Bespoke Applications
But we’re talking about a custom application, built for a specific company, which won’t be used by people in 3rd world countries, and are unlikely to access the software from their phone, and obviously they’d have hardware/firewall meeting the application’s requirements. And if they don’t have anyone with a disability on staff, then it isn’t a problem, right?
Wrong!
Here’s the thing – in the USA anyway, Title I of the Americans with Disabilities Act (ADA) covers employment and basically states that an employer cannot discriminate against an employee, or a prospective employee, on the basis of their disability. Other countries have similar anti-discrimination legislation and regulation.
For instance, if an employer holds interviews for a job on the second floor of a building without elevator, and refuse to relocate the interview for a wheelchair user, they are breaching Title I of the ADA.
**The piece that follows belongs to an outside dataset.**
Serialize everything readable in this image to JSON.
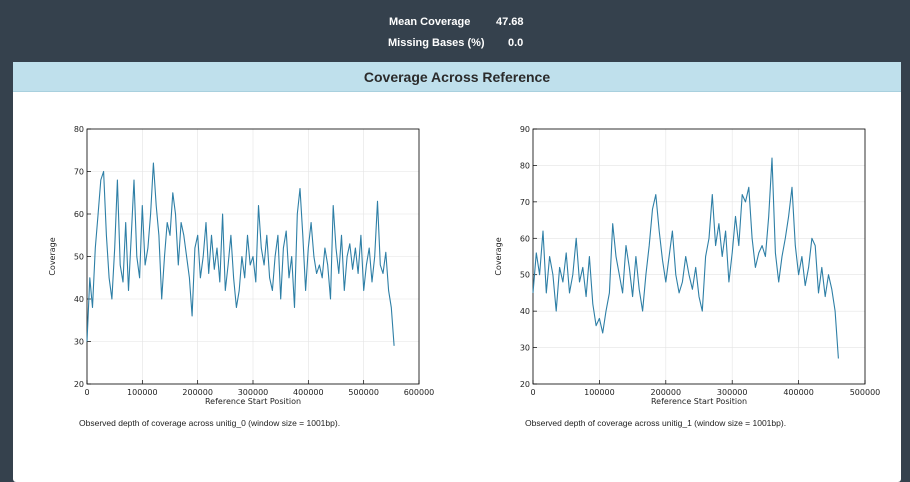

In a similar way, if an employer hires a firm to code a bespoke application, and the application is not usable by people with disabilities, and is required to complete one of their primary job function, it could be argued that the employer is discriminating against potential prospective employees – they could not hire the person because the job requires the use of a non-accessible piece of software. This is discrimination – whether intentional or not.
Other Similar Cases
There is another case where I could see this being a problem – if a company selects a CMS for their website, and the CMS in question doesn’t allow users with disabilities to add/maintain content from the back-end. If their role in the company would include updating/adding content to the website, they can’t be hired on the basis of the system used, and that constitutes discrimination.
So there you go, something to consider when selecting a CMS or purchasing a custom-built software solution.